SINGAPORE: CEOs and other decision-makers should be held accountable whenever a cybersecurity breach takes place, said Mr David Koh, chief executive of the Cyber Security Agency of Singapore (CSA) on Tuesday (Sep 18).
He observed that they “have not been held accountable” partly because such incidents are seen as a technical issue.
The boards of these affected companies have also not held CEOs responsible, Mr Koh added in comments made at a panel session held in conjunction with this year’s Singapore International Cyber Week conference.
His observations were shared by Mr Md Shah Nuri, chief executive of Malaysia’s National Cybersecurity Agency. In Malaysia, cybersecurity breaches are also regarded as a technical, rather than management, issue, the executive said, adding that companies tend to call his agency for assistance only after becoming victims of online attacks.
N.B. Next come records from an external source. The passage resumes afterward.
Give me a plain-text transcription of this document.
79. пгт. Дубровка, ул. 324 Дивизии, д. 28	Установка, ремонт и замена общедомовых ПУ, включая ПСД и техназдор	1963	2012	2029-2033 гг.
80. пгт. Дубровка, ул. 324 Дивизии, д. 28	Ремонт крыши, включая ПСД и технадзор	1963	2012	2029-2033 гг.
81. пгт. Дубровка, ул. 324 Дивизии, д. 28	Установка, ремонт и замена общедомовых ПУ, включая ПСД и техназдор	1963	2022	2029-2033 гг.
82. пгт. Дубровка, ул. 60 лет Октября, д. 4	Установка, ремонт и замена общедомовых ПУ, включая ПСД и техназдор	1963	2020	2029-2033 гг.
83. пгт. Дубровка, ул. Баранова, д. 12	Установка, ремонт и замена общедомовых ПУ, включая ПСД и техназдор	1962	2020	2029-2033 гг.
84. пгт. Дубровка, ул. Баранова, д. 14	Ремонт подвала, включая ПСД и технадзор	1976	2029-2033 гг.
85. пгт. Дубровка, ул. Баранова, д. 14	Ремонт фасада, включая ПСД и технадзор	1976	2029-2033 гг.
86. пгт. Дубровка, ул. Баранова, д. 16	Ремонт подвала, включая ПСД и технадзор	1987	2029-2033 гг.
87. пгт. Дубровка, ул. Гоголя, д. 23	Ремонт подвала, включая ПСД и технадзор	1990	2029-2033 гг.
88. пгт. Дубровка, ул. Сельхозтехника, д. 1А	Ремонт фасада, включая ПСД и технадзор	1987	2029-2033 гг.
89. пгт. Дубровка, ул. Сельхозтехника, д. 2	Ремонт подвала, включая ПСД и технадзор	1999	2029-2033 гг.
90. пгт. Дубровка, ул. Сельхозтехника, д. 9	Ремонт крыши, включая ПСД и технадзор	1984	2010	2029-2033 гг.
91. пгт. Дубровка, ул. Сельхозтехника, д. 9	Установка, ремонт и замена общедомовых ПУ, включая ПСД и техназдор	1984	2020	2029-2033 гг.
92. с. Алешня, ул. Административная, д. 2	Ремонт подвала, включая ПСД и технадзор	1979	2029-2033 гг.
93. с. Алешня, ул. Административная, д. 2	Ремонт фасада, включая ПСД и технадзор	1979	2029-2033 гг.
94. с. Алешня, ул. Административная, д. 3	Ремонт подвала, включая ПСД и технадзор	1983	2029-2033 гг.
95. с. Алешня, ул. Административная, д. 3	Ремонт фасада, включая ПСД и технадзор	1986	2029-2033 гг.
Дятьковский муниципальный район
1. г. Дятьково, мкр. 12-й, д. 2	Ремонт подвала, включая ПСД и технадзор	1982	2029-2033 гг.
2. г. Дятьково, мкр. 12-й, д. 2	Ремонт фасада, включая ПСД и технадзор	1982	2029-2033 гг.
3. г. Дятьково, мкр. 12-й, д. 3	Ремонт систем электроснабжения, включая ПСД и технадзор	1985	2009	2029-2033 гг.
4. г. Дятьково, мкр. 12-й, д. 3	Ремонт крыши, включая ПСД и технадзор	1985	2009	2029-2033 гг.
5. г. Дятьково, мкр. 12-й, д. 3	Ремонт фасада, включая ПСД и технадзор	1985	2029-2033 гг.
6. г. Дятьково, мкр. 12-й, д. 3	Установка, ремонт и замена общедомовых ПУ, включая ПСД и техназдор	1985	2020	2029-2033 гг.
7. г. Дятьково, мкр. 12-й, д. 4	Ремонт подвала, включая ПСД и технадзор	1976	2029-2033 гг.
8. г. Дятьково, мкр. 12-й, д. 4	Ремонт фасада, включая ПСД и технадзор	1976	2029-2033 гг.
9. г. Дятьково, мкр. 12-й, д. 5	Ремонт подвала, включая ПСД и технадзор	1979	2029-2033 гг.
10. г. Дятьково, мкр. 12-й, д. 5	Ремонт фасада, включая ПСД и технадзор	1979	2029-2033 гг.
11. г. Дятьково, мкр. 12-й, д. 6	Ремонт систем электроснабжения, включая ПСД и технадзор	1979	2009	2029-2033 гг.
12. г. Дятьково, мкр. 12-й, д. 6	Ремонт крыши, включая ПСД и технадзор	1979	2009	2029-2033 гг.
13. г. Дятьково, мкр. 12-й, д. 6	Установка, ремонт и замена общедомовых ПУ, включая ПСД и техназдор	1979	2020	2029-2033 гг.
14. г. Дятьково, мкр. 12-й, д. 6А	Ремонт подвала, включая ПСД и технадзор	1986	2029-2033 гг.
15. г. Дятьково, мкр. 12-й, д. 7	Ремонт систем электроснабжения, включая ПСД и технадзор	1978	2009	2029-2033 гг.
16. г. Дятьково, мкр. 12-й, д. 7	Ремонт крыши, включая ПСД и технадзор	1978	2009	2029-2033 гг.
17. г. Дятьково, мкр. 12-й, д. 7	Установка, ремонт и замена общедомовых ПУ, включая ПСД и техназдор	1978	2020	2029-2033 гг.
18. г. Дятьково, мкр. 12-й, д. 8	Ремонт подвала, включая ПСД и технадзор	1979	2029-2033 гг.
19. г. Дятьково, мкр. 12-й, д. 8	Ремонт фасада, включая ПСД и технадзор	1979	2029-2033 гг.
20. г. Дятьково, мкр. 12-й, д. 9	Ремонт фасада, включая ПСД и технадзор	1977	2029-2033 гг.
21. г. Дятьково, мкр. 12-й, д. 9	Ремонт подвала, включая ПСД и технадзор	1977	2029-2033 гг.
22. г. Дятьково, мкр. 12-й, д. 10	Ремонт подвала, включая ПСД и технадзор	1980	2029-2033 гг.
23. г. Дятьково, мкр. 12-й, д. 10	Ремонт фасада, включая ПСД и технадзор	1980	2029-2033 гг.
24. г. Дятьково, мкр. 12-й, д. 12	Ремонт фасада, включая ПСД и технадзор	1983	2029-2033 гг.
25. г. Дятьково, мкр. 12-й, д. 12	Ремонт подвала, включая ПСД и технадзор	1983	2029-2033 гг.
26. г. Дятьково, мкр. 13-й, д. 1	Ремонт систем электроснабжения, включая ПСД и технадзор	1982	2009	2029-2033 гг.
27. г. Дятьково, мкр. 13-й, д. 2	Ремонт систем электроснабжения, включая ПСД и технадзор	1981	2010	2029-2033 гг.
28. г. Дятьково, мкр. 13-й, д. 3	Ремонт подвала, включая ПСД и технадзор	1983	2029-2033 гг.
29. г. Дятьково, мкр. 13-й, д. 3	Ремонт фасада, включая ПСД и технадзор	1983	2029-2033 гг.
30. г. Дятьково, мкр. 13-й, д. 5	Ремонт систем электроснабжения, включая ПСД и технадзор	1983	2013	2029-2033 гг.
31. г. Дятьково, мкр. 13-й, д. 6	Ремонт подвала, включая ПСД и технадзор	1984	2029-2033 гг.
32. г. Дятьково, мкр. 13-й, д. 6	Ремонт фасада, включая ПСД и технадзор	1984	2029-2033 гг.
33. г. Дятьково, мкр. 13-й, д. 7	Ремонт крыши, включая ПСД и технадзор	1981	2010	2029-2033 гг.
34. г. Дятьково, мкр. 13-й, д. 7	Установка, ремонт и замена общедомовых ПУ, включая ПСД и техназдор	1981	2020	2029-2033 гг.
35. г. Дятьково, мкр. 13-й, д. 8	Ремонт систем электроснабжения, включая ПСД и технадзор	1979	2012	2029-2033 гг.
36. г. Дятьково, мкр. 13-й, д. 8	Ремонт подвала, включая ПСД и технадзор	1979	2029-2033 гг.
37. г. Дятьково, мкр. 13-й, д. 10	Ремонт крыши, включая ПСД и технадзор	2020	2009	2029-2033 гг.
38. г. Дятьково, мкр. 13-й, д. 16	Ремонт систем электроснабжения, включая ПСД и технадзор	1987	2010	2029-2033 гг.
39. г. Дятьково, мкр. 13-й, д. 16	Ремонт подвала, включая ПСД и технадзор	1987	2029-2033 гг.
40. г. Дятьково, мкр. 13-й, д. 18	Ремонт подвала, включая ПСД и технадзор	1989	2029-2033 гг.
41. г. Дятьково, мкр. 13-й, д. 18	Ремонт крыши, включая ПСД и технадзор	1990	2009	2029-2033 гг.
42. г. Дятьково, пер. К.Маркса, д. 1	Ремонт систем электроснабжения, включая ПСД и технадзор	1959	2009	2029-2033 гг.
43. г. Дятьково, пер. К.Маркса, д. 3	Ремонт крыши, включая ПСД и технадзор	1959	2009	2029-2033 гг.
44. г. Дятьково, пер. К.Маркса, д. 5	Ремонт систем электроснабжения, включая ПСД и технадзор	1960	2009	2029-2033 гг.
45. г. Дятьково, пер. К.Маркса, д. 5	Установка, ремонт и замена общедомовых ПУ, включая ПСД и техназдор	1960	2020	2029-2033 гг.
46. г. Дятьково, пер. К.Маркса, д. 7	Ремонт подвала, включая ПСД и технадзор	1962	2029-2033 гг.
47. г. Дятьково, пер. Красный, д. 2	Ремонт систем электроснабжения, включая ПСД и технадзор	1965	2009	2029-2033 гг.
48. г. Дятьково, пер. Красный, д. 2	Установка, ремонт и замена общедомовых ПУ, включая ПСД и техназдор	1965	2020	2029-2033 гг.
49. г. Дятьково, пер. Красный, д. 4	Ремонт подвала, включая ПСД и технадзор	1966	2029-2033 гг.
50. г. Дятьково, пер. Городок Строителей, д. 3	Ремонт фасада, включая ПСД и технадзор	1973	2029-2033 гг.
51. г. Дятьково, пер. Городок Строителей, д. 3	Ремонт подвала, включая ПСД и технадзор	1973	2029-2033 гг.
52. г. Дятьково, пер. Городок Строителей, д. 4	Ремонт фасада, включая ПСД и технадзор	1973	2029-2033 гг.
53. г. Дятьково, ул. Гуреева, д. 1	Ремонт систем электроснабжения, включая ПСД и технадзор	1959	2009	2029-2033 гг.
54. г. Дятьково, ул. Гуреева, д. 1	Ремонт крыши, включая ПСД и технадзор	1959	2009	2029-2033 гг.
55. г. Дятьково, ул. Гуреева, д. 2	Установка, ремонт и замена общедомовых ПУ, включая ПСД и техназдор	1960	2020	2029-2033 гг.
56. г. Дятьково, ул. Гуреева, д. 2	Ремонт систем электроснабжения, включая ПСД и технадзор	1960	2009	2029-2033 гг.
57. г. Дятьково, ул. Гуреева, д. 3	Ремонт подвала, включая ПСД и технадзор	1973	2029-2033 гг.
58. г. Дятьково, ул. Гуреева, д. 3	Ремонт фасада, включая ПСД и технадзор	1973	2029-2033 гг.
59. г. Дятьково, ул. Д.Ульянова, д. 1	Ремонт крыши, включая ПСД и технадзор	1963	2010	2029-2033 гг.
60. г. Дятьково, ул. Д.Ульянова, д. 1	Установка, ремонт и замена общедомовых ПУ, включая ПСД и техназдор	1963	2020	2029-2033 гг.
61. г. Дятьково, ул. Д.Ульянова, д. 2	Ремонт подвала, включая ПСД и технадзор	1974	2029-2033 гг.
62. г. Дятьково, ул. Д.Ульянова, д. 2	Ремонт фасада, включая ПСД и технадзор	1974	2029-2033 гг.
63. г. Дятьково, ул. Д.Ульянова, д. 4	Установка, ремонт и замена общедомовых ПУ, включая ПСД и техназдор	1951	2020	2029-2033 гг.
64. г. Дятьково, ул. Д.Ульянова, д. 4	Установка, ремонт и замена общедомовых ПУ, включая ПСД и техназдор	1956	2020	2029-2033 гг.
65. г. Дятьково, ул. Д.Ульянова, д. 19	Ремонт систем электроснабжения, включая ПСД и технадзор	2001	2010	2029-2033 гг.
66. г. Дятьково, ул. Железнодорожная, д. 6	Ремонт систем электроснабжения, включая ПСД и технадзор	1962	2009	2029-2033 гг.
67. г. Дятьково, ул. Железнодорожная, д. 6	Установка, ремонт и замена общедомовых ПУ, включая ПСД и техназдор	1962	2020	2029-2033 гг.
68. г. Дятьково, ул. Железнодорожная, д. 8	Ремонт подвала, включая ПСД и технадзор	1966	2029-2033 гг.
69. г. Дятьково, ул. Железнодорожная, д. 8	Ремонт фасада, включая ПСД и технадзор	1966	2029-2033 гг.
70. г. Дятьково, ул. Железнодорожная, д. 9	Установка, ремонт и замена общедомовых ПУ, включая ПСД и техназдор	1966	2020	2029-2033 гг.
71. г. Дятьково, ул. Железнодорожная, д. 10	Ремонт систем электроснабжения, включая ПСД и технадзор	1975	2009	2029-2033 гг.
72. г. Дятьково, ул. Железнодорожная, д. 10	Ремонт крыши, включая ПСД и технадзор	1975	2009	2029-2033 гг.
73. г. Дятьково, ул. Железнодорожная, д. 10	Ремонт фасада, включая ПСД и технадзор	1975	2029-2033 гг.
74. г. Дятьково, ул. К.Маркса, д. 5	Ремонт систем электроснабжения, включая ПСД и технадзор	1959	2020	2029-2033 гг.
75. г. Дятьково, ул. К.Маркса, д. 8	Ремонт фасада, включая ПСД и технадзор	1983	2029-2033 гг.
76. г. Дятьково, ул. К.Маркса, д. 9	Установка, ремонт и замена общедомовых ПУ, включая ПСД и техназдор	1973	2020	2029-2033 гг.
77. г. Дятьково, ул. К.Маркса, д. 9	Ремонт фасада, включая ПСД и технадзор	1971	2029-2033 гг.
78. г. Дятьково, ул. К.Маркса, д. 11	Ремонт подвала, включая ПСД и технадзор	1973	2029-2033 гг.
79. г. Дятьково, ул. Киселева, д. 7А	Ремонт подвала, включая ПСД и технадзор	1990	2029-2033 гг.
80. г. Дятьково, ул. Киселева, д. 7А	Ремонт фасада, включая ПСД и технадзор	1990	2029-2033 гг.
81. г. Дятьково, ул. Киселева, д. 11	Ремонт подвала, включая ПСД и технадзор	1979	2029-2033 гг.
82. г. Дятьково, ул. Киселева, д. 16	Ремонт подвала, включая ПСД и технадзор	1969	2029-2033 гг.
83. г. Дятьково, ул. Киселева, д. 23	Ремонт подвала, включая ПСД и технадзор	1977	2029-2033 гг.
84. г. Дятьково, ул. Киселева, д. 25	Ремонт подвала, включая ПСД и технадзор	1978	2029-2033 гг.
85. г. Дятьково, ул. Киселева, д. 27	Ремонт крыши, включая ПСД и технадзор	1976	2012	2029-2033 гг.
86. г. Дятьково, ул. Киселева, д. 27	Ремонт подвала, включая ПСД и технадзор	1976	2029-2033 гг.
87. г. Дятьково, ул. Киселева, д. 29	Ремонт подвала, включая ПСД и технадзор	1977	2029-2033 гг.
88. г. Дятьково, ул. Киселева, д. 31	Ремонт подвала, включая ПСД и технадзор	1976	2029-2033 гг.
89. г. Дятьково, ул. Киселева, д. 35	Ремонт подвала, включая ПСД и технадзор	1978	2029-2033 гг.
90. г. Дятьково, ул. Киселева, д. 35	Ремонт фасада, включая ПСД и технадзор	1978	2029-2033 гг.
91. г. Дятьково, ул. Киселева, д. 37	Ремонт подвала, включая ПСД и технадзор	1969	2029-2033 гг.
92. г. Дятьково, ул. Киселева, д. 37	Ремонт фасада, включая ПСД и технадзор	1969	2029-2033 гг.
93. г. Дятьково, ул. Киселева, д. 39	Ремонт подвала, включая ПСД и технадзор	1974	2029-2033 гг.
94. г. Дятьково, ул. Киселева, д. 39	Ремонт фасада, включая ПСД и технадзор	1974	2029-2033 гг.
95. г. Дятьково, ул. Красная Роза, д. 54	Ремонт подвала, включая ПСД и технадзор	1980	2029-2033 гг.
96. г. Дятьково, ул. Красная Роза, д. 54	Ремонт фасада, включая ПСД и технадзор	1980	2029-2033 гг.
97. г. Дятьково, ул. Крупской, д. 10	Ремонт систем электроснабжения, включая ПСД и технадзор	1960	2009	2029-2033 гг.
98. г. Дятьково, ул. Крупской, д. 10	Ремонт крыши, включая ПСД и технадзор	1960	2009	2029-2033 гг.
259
Organisations need to see cyberattacks as a business risk and leadership at the highest levels have to take accountability so "we can move the needle" on reducing the number of such incidences, Mr Koh said.
More caution shown for online transactions, but people still complacent about cyber threats: CSA survey
IN NEED OF “GENERATIONAL BOOTSTRAPPING”
He also said that cyber hygiene is “not being done sufficiently” today and there is a need to get the basics right. Cyber hygiene refers to basic practices such as enabling two-factor authentication when available, managing passwords securely and not clicking on suspicious Web links.
As an example, he cited phishing emails which play on human’s greed.
“The gap we have is in education; people don’t have the instincts for cybersecurity,” Mr Koh said.
“Our parents didn’t teach us the basics of cybersecurity when we were growing up … and we will need generational bootstrapping (to address this).”